The U.S. House's Texas GOP Caucus announced Thursday that it stands united behind a resolution from Rep. Jodey Arrington, R-Texas. The measure argues that states hold constitutional authority to secure their borders against an "invasion" or "imminent danger."

The caucus called on Congress to approve the resolution. It pointed to what Republicans described as the "failed open-border policies" under former President Joe Biden and the millions of illegal immigrants who entered the country during his administration.

"It is the job of elected officials to protect the Americans that sent them to office," Rep. Brandon Gill, R-Texas, said in a statement. "Unfortunately, we've seen Democrat leaders willfully facilitate a border invasion time and time again. States ought to be able to step in and secure the border when federal government cannot or will not do so. I am proud to join the Texas GOP Caucus in standing up for the American people."

Arrington first introduced H.Res. 50 in 2021 amid the border crisis during the Biden administration. The resolution states that states retain sovereign authority under Article I, Section 10 of the Constitution to defend their territory and citizens from "invasion" or "imminent danger" when the federal government fails its Article IV, Section 4 duty to protect states.

Courts, including the U.S. Supreme Court, have long viewed immigration enforcement as mainly a federal responsibility.

In an interview, Arrington said the U.S.-Mexico border was largely secured under the Trump administration. He argued the resolution ensures states can act if a Democrat returns to the White House.

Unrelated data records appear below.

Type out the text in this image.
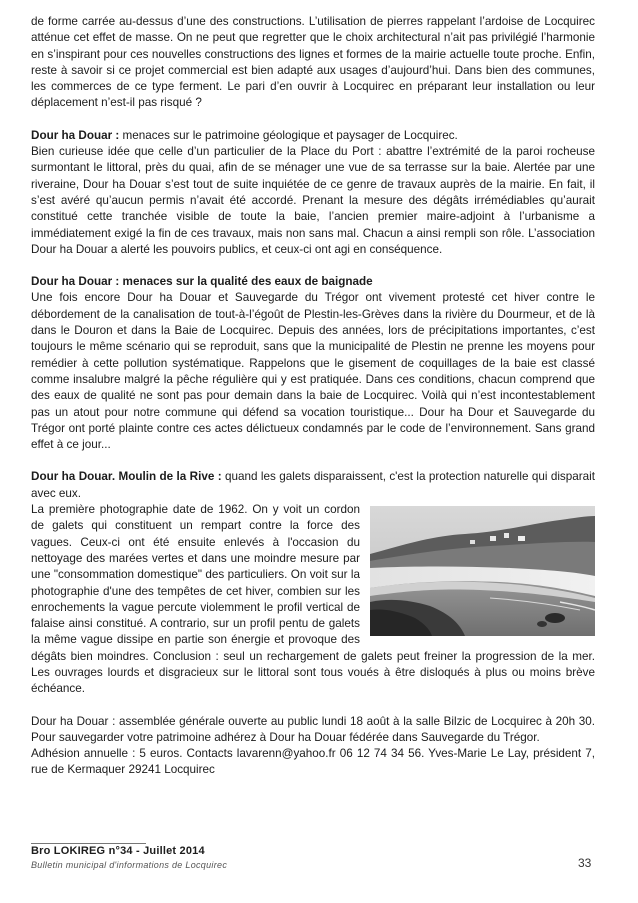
de forme carrée au-dessus d’une des constructions. L’utilisation de pierres rappelant l’ardoise de Locquirec atténue cet effet de masse. On ne peut que regretter que le choix architectural n’ait pas privilégié l’harmonie en s’inspirant pour ces nouvelles constructions des lignes et formes de la mairie actuelle toute proche. Enfin, reste à savoir si ce projet commercial est bien adapté aux usages d’aujourd’hui. Dans bien des communes, les commerces de ce type ferment. Le pari d’en ouvrir à Locquirec en préparant leur installation ou leur déplacement n’est-il pas risqué ?

Dour ha Douar : menaces sur le patrimoine géologique et paysager de Locquirec.
Bien curieuse idée que celle d’un particulier de la Place du Port : abattre l’extrémité de la paroi rocheuse surmontant le littoral, près du quai, afin de se ménager une vue de sa terrasse sur la baie. Alertée par une riveraine, Dour ha Douar s’est tout de suite inquiétée de ce genre de travaux auprès de la mairie. En fait, il s’est avéré qu’aucun permis n’avait été accordé. Prenant la mesure des dégâts irrémédiables qu’aurait constitué cette tranchée visible de toute la baie, l’ancien premier maire-adjoint à l’urbanisme a immédiatement exigé la fin de ces travaux, mais non sans mal. Chacun a ainsi rempli son rôle. L’association Dour ha Douar a alerté les pouvoirs publics, et ceux-ci ont agi en conséquence.

Dour ha Douar : menaces sur la qualité des eaux de baignade
Une fois encore Dour ha Douar et Sauvegarde du Trégor ont vivement protesté cet hiver contre le débordement de la canalisation de tout-à-l’égoût de Plestin-les-Grèves dans la rivière du Dourmeur, et de là dans le Douron et dans la Baie de Locquirec. Depuis des années, lors de précipitations importantes, c’est toujours le même scénario qui se reproduit, sans que la municipalité de Plestin ne prenne les moyens pour remédier à cette pollution systématique. Rappelons que le gisement de coquillages de la baie est classé comme insalubre malgré la pêche régulière qui y est pratiquée. Dans ces conditions, chacun comprend que des eaux de qualité ne sont pas pour demain dans la baie de Locquirec. Voilà qui n’est incontestablement pas un atout pour notre commune qui défend sa vocation touristique... Dour ha Dour et Sauvegarde du Trégor ont porté plainte contre ces actes délictueux condamnés par le code de l’environnement. Sans grand effet à ce jour...

Dour ha Douar. Moulin de la Rive : quand les galets disparaissent, c'est la protection naturelle qui disparait avec eux.

La première photographie date de 1962. On y voit un cordon de galets qui constituent un rempart contre la force des vagues. Ceux-ci ont été ensuite enlevés à l'occasion du nettoyage des marées vertes et dans une moindre mesure par une "consommation domestique" des particuliers. On voit sur la photographie d'une des tempêtes de cet hiver, combien sur les enrochements la vague percute violemment le profil vertical de falaise ainsi constitué. A contrario, sur un profil pentu de galets la même vague dissipe en partie son énergie et provoque des dégâts bien moindres. Conclusion : seul un rechargement de galets peut freiner la progression de la mer. Les ouvrages lourds et disgracieux sur le littoral sont tous voués à être disloqués à plus ou moins brève échéance.

Dour ha Douar : assemblée générale ouverte au public lundi 18 août à la salle Bilzic de Locquirec à 20h 30. Pour sauvegarder votre patrimoine adhérez à Dour ha Douar fédérée dans Sauvegarde du Trégor.
Adhésion annuelle : 5 euros. Contacts lavarenn@yahoo.fr 06 12 74 34 56. Yves-Marie Le Lay, président 7, rue de Kermaquer 29241 Locquirec

Bro LOKIREG n°34 - Juillet 2014
Bulletin municipal d'informations de Locquirec	33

"What we want to avoid is what happened during the four years of the Biden administration, which is, we had a bunch of states being overrun and overwhelmed with illegal immigration and all the various problems that occurred as a result," Arrington said. "We didn't have a federal government that was doing its job and, in fact, we had a federal government that was obstructing states like Texas from actually filling the gap that they left because they abdicated that responsibility."

Arrington linked fentanyl and other drugs crossing the border to more than 100,000 overdose deaths in one year under Biden. He said illegal crossings, cartel activity, and drug and human trafficking burdened border states.

"The drugs were killing hundreds of thousands, they were killing a plane load of American citizens every week," Arrington said. "They killed over 100,000 Americans in one year, which is more than we lost in the Vietnam War. When you're losing more American citizens to what is tantamount to chemical warfare from the Mexican terrorist drug cartels, in close cooperation with the Chinese who were providing the precursor material for synthetic fentanyl, that was the greatest and most imminent threat to our nation during those four years."

The resolution has backing from the Texas GOP Caucus, conservative groups, law enforcement, and legal experts.

"The Constitution, as interpreted by the Supreme Court, forbids states from interfering with the federal government's monopoly over our territorial sovereignty," John Yoo, former deputy assistant attorney general for the Office of Legal Counsel, said. "But the House of Representatives could make its own findings of fact that failures at the border rose to the level of an 'imminent danger' that would justify a state's exercise of self-defense. Such a set of findings might bolster Texas's case in the courts as well as its political case to the public. Without such congressional support, Texas is likely to fail."

Texas GOP Caucus Chairman Rep. Nathaniel Moran, R-Texas, said in a statement, "the Framers understood that a state cannot be left at the mercy of a federal government that refuses to do its job when there's an invasion at its border."

"That's why Article I, Section 10 exists — and that's exactly the situation Texas and our border states faced for four years under the Biden administration. H.Res. 50 affirms what the Constitution already guarantees: states have every right to defend its citizens. The Texas GOP Caucus is united in ensuring that right is recognized and preserved,"

The resolution arrives during a legal fight over Texas Senate Bill 4. That law lets police arrest migrants suspected of illegal U.S. entry and allows state judges to order some to leave.

The law takes effect next week after a federal appeals court last month vacated a block from a lower court. The appeals court ruled the plaintiffs lacked standing but left constitutional issues unresolved.

S.B. 4 creates a state crime for illegal entry and lets magistrates order returns upon conviction.

Arrington said S.B. 4 could reach the U.S. Supreme Court as challenges proceed.

This week, the Texas Civil Rights Project, American Civil Liberties Union, and ACLU of Texas filed a lawsuit for emergency relief to block parts of S.B. 4 before May 15.

The groups call the law unconstitutional, saying federal authority over immigration preempts it.

Cody Wofsy, deputy director of the ACLU's Immigrants' Rights Project, called S.B. 4 "cruel and illegal." He said the groups "will keep fighting it until it is permanently struck down."

"Every court to have reached the merits of laws like S.B. 4 has found them to be unconstitutional," Wofsy said.

The groups did not comment on Arrington's resolution by publication time.